Если Литтлджону и было что сказать, он предпочёл демонстративно промолчать, отчего Майлз почувствовал себя победителем и тут же горько усмехнулся. Это ж надо было так низко пасть, чтобы придавать значение подобным мелочам! Спать не хотелось, и если судить по сопению снизу, Литтлджон тоже бодрствовал.
— Можно, я буду звать вас «Рыжик»?
— Только посмейте! Не забывайте, вы мой секретарь.
— Да будет вам! Все уже давно поняли, что вы тащите за океан любовника, а милое прозвище придаст нашей истории достоверности.
— Чего?!
Майлз шарахнулся к стенке, когда перед ним возникло перекошенное яростью лицо Литтлджона, зашипевшего:
— Что вы имели в виду?
— Будто вы не видели понимающих взглядов таможенников, — усмехнулся Майлз. — Все всё понимают, но поскольку мы «делали ноги», как это непоэтично называют маргиналы в Глазго, то всем было плевать.

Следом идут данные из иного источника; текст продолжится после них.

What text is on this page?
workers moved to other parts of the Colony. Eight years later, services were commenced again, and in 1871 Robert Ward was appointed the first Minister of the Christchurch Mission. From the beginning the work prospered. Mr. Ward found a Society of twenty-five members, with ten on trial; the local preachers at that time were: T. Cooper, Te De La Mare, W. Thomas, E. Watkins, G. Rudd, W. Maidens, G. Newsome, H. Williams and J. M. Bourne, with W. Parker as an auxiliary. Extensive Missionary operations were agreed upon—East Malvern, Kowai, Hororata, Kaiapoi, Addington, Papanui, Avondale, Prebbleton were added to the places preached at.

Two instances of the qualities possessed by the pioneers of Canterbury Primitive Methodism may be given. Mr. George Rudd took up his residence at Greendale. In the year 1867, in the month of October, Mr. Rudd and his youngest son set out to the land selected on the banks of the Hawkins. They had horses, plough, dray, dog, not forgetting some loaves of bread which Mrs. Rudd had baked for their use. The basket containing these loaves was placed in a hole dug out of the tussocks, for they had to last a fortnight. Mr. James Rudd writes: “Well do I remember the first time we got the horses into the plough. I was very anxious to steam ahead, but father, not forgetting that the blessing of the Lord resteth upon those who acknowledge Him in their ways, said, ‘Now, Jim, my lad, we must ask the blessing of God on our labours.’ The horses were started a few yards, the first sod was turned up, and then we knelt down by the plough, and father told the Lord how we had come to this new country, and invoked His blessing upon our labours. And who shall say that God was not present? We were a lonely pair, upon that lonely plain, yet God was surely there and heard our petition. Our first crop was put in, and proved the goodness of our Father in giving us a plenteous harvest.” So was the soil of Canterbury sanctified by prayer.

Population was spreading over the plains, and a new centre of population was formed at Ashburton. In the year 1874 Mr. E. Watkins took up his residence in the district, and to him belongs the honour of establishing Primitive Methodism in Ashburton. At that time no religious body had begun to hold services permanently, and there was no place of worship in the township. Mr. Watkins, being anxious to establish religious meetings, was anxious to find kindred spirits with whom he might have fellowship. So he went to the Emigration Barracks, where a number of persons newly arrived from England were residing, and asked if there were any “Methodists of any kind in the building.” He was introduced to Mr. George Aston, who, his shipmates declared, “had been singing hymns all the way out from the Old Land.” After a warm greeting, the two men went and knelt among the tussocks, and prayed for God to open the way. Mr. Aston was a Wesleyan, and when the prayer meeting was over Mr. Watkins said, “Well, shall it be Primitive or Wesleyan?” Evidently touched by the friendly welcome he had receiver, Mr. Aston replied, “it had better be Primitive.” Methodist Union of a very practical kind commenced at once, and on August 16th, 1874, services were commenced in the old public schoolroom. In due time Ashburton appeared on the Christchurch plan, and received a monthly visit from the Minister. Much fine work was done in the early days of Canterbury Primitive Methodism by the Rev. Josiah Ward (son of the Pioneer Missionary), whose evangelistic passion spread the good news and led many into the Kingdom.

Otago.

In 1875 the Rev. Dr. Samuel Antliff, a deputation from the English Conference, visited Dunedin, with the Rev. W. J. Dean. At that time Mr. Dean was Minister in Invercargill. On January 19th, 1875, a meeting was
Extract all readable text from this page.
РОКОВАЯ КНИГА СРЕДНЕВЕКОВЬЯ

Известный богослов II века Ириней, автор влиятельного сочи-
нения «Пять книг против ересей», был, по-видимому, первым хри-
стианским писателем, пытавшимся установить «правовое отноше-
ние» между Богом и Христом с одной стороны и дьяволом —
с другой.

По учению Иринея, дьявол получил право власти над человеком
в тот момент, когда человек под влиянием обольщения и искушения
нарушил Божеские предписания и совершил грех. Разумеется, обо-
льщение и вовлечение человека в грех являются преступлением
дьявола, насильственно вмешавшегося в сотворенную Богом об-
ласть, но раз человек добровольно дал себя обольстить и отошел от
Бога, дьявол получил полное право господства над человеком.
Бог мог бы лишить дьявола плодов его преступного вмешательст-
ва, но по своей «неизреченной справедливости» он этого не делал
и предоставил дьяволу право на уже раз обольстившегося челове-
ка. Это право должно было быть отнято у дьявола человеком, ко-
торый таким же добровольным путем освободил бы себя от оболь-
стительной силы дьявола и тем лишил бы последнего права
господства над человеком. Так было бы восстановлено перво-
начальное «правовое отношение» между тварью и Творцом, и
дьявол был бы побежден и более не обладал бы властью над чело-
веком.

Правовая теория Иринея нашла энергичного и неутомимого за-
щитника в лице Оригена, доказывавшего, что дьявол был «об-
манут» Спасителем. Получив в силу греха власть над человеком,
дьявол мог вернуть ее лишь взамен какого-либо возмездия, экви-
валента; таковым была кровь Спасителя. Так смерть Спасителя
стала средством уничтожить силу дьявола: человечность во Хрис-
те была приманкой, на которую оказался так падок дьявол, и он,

Литтлджон исчез так же проворно, как и появился. Майлз свесился со своей полки, чтобы увидеть, как тот принялся раскачиваться, обхватив голову руками. Среди его бессвязного бормотания с трудом удалось разобрать:
— Я знал, с кем связался... добром это не кончится... не с моим везением... они ещё и смеялись вслед... за мои же деньги...
— Да будет вам! — Майлзу было неловко осознавать, что стал невольной причиной страданий, а от понимания, что другого выбора у него и не было, и что сейчас поступил бы точно так же, он, как умел, попытался утешить. — Вы больше их никогда не увидите, так что толку переживать? И без этих пикантных подробностей вашу репутацию нельзя назвать безупречной.
— Откуда вы?.. — Литтлджон замолчал, махнув рукой. — К счастью, вы совершенно правы.
— Конечно, прав, — Майлз спрыгнул вниз и, усевшись рядом, дружески похлопал Литтлджона по руке. — Так что с вашей репутацией?
— Вы были правы, говоря, что я их больше никогда не увижу, — Литтлджон отодвинулся. — Но мне будет неприятно, если команда и пассажиры подумают что-либо подобное. Кстати, вы же не станете преследовать меня в Нью-Йорке?
— И в мыслях не было, — слукавил Майлз. — Там мы разойдёмся как в море корабли.
Майлз любил вселять в сердца людей надежду. В конце концов, ему было не трудно, да и к тому же он не обещал ничего особенного. Так, лишь намекал, а каждый уже сам додумывал детали, и у кого-то даже неплохо получалось. Странное дело, встреча с Литтлджоном словно вернула Майлза в то беззаботное время, о котором он успел забыть, когда не было этой дурацкой войны, а самой большой проблемой становился выбор костюма для вечеринки. Да и не было тогда никаких проблем. Вообще никаких... хотя... у Саймона Балкэрна были. Не зря же он свёл счёты с жизнью, не эстетично отравившись газом? Но как же тогда не хотелось об этом думать!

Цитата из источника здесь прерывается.